“I feel like Chapters 1-5 are done and we’re on to six, seven, eight, nine, ten,” said Ortega, who completely revamped his team, save for Rener Gracie, his long-time jiu jitsu coach. “The difference is there is less pressure, there are less negative voices wearing me down, and there are more pieces of the puzzle that I finally see in the game that I didn’t see before.
“People think, ‘Oh, he lost one time and now he found a new team,’ but there were issues going on before with the team that I will never speak on because I’m not a snitch, that’s not my style. There were relationships that finally had to break and go away in order for me to evolve into the next version of myself, which is ultimately what I was wanting.

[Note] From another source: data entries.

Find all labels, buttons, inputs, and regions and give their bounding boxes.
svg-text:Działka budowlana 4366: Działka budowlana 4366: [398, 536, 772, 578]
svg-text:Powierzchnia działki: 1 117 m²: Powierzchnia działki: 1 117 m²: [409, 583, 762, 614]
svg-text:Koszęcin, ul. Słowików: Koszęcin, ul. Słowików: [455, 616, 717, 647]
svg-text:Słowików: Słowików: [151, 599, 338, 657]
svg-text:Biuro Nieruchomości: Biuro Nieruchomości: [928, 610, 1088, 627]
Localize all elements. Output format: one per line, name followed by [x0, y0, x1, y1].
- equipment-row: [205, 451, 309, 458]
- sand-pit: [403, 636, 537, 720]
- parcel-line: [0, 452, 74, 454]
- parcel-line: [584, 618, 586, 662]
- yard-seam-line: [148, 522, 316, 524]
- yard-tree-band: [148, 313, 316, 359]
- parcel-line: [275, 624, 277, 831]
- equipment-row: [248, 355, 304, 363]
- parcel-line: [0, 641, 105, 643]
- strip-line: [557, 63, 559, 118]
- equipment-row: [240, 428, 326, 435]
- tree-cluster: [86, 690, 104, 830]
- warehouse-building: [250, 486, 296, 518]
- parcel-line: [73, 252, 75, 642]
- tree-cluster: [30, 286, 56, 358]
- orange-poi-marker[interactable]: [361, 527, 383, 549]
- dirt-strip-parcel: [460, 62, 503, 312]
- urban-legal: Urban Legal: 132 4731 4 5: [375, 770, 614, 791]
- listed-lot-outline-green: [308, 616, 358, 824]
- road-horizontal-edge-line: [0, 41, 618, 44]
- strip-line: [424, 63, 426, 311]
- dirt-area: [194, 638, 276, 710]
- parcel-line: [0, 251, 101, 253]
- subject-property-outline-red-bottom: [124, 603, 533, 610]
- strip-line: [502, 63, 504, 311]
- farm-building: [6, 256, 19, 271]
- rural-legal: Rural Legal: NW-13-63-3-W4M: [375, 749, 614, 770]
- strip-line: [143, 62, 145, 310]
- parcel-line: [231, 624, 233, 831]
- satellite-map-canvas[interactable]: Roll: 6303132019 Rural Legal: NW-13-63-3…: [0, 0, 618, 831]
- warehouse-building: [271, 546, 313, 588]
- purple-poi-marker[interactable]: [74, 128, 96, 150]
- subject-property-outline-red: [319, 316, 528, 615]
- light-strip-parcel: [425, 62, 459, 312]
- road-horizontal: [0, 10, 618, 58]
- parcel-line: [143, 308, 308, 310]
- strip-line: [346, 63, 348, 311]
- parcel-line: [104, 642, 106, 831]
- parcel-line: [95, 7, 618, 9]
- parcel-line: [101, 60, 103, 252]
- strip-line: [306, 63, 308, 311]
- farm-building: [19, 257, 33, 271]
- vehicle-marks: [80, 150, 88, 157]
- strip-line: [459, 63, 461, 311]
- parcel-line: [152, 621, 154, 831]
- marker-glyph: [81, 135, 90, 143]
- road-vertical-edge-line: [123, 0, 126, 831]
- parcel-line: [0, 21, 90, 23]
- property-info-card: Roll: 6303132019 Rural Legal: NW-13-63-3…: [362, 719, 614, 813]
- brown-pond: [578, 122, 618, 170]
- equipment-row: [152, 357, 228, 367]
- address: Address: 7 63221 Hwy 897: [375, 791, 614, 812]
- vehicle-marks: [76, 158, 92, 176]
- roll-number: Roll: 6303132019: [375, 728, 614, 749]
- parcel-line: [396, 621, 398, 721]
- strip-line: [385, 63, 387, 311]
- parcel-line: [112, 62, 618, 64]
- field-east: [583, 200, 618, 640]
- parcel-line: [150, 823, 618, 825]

“I paid a heartbreak price because I lost people that I was close to for 10 years.”
Those people helped shape, nurture, and guide a blue-eyed kid with big dreams, incalculable toughness, and indelible grit through the ranks as he worked his way from the California regional scene to the UFC in four years without incurring a setback.
They were by his side and in his corner as he worked his way from debuting on the prelims to headlining a Fight Night event against veteran Cub Swanson and onto challenging for the title in the main event of a pay-per-view. But things were breaking down along the way, and as his desire to make changes continued to be brushed aside as a result of his success, Ortega’s passion for the sport waned.
Just as he didn’t recognize the need for changes all at once, his passion didn’t fade in a single instance either. In both cases, things snowballed, slowing growing as Ortega continued moving from fight-to-fight, victory-to-victory, finish-to-finish, the pressure to perform, to represent himself, his team, and his community increasing with each subsequent step up the competitive ladder.
What started out as a pure love affair had become a dysfunctional relationship, and Ortega used his loss to Holloway as an opportunity to hit the reset button on everything.